Misalnya, Google Translate sudah ada sejak dulu, mungkin 2006, tetapi sampai sekarang masih ada jasa translate.
Atau, saya melihat sendiri ada toko kelontong yang dengan percaya diri berjualan bensin eceran di depan SPBU. Wkwkwk…, kalau yang ini bukan menjadikan AI sebagai saingan, justru sumber pengasilan.
Orang-orang agaknya mulai kompromoi dengan AI, bahkan di sektor yang harusnya sangat manusiawi, seperti sastra. Ada lho novel yang ditulis AI, dan kabar buruknya, justru mendapat penghargaan dan diakui.
Sebagai orang awam teknologi yang hanya suka mancing ikan, saya tetap tidak bisa menutupi kekhawatiran, sih. Bukan soal kehilangan pekerjaan, tetapi soal menurunnya inovasi dari manusianya itu sendiri.
Nadiar
Terima kasih mas sudah berkunjung. Hehe.
Iya ini curcol aja, belakangan agak resah soal AI ini. Dari blog posting sampai buku serba AI sekarang.
Filo Filo
Seorang penulis kenamaan Indonesia, AS Laksana, menganggap tulisan yang tidak lolos plagiarisme AI merupakan tulisan yang terstruktur dan rapi.

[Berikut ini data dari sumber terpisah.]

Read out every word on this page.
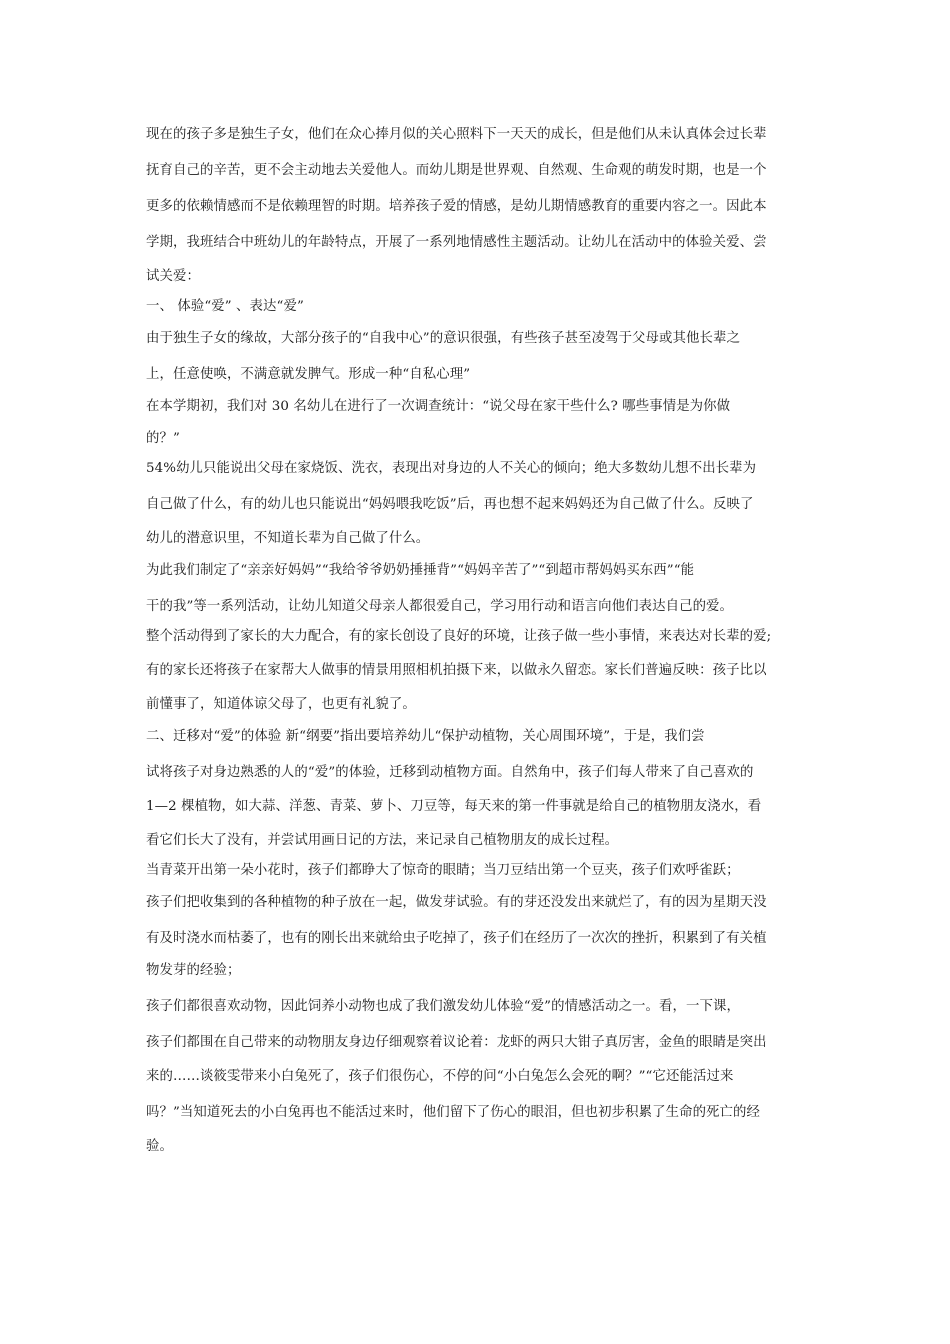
现在的孩子多是独生子女，他们在众心捧月似的关心照料下一天天的成长，但是他们从未认真体会过长辈
抚育自己的辛苦，更不会主动地去关爱他人。而幼儿期是世界观、自然观、生命观的萌发时期，也是一个
更多的依赖情感而不是依赖理智的时期。培养孩子爱的情感，是幼儿期情感教育的重要内容之一。因此本
学期，我班结合中班幼儿的年龄特点，开展了一系列地情感性主题活动。让幼儿在活动中的体验关爱、尝
试关爱：
一、 体验“爱” 、表达“爱”
由于独生子女的缘故，大部分孩子的“自我中心”的意识很强，有些孩子甚至凌驾于父母或其他长辈之
上，任意使唤，不满意就发脾气。形成一种“自私心理”
在本学期初，我们对 30 名幼儿在进行了一次调查统计：“说父母在家干些什么? 哪些事情是为你做
的？”
54%幼儿只能说出父母在家烧饭、洗衣，表现出对身边的人不关心的倾向；绝大多数幼儿想不出长辈为
自己做了什么，有的幼儿也只能说出“妈妈喂我吃饭”后，再也想不起来妈妈还为自己做了什么。反映了
幼儿的潜意识里，不知道长辈为自己做了什么。
为此我们制定了“亲亲好妈妈”“我给爷爷奶奶捶捶背”“妈妈辛苦了”“到超市帮妈妈买东西”“能
干的我”等一系列活动，让幼儿知道父母亲人都很爱自己，学习用行动和语言向他们表达自己的爱。
整个活动得到了家长的大力配合，有的家长创设了良好的环境，让孩子做一些小事情，来表达对长辈的爱;
有的家长还将孩子在家帮大人做事的情景用照相机拍摄下来，以做永久留恋。家长们普遍反映：孩子比以
前懂事了，知道体谅父母了，也更有礼貌了。
二、迁移对“爱”的体验 新“纲要”指出要培养幼儿“保护动植物，关心周围环境”，于是，我们尝
试将孩子对身边熟悉的人的“爱”的体验，迁移到动植物方面。自然角中，孩子们每人带来了自己喜欢的
1—2 棵植物，如大蒜、洋葱、青菜、萝卜、刀豆等，每天来的第一件事就是给自己的植物朋友浇水，看
看它们长大了没有，并尝试用画日记的方法，来记录自己植物朋友的成长过程。
当青菜开出第一朵小花时，孩子们都睁大了惊奇的眼睛；当刀豆结出第一个豆夹，孩子们欢呼雀跃；
孩子们把收集到的各种植物的种子放在一起，做发芽试验。有的芽还没发出来就烂了，有的因为星期天没
有及时浇水而枯萎了，也有的刚长出来就给虫子吃掉了，孩子们在经历了一次次的挫折，积累到了有关植
物发芽的经验；
孩子们都很喜欢动物，因此饲养小动物也成了我们激发幼儿体验“爱”的情感活动之一。看，一下课，
孩子们都围在自己带来的动物朋友身边仔细观察着议论着：龙虾的两只大钳子真厉害，金鱼的眼睛是突出
来的……谈筱雯带来小白兔死了，孩子们很伤心，不停的问“小白兔怎么会死的啊？”“它还能活过来
吗？”当知道死去的小白兔再也不能活过来时，他们留下了伤心的眼泪，但也初步积累了生命的死亡的经
验。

Blundernya, justru instansi pendidikan mengharuskan agar tulisan bebas plagiarisme. Wkwkwk…
Tetapi tetap saja, sih, Mas Nadiar. Produk teknologi sebagai pisau bermata dua. Kalau dimanfaatkan dengan bijak akan memberi dampak positif untuk manusia. Lain dengan pemanfaatan ugal2an untuk kepentingan pribadi.
Saya mau tutup mata atas perkembangan teknologi macam AI ini, takut digilas roda kehidupan. Hmm, serba salah jadinya.